We performed univariate comparisons for each of the subscales for the SF-36 and NEI VFQ-25 but did not adjust the P value for significance. This was because these comparisons were designated a priori. However, in the cases of intensity of treatment where multiple subgroups existed, we did use procedures to maintain the overall rejection level for those multiple comparisons at P<.05. Moreover, we limited our regression analyses to the summary scores only.
It should be pointed out that this modest sample size limits the power to detect significant differences when subgroup analyses are performed. This may be particularly relevant with "borderline" P values when the magnitude of the difference is large but the sample size is small, as was often the case in these subgroup analyses. It is possible that many of these differences would have achieved greater statistical significance if these subgroups had had larger sample sizes. This sample size could also have led to unstable regression models when many potential predictors were analyzed. However, we did not detect any instability in our modeling.

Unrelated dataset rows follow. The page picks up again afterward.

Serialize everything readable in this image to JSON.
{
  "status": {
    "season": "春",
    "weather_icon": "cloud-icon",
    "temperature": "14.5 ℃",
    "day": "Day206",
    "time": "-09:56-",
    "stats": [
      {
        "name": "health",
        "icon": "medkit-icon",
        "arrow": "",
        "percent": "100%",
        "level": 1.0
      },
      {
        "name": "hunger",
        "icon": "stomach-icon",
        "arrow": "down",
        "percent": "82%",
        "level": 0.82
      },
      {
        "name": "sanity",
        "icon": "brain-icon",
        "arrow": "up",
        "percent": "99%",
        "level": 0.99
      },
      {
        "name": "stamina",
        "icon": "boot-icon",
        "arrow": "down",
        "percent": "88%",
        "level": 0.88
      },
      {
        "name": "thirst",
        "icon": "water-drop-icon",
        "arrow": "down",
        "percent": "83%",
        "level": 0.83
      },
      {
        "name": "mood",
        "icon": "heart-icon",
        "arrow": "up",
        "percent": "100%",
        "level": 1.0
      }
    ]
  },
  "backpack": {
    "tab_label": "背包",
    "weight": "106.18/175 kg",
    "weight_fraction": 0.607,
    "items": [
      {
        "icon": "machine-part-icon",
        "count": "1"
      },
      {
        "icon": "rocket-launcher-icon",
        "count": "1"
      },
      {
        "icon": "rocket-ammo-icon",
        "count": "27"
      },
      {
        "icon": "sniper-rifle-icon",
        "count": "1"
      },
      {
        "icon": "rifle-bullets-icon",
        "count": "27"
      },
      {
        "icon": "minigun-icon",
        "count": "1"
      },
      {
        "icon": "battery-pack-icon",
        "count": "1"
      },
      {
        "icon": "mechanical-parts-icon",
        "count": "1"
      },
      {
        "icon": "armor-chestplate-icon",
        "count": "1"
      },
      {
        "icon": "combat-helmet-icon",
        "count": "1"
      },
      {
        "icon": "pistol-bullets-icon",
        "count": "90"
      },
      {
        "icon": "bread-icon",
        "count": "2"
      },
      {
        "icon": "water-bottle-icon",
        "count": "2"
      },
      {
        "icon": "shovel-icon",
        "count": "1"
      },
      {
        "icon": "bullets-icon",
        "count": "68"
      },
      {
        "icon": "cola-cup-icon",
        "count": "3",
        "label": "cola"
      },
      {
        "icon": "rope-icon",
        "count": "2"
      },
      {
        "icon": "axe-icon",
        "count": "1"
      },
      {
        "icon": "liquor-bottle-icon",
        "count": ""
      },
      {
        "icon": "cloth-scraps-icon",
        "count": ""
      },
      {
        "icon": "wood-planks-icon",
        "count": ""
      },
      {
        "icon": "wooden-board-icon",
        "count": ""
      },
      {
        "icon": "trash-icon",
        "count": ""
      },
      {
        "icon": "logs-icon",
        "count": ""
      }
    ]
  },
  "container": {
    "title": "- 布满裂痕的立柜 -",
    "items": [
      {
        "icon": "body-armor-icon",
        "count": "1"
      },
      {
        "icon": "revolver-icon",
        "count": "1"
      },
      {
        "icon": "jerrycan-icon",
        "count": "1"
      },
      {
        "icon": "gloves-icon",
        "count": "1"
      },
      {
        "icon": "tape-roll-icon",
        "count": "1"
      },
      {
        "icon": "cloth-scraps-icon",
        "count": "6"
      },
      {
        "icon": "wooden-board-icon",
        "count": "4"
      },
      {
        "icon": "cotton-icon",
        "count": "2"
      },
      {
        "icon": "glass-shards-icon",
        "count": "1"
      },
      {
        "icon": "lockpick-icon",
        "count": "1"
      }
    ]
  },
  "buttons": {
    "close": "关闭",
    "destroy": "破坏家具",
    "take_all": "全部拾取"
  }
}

In summary, these results confirm that uveitis in this population is associated with significant reductions in both vision and HR-QOL compared with controls. Moreover, more severe uveitis is associated with an increasingly negative impact on vision and HR-QOL.
Although visual function and general health status were correlated, the information they provide is complementary and should be assessed independently when a disease such as uveitis, which can have prominent systemic features, is evaluated. These results also suggest that the NEI VFQ-25 is a valid measure of the impact of uveitis on visual functioning.
We believe these results can now be used to assist patients and others to understand the impact of uveitis on QOL. They may also be used to design clinical trials in uveitis that use QOL as a treatment end point.
Accepted for publication December 1, 2000.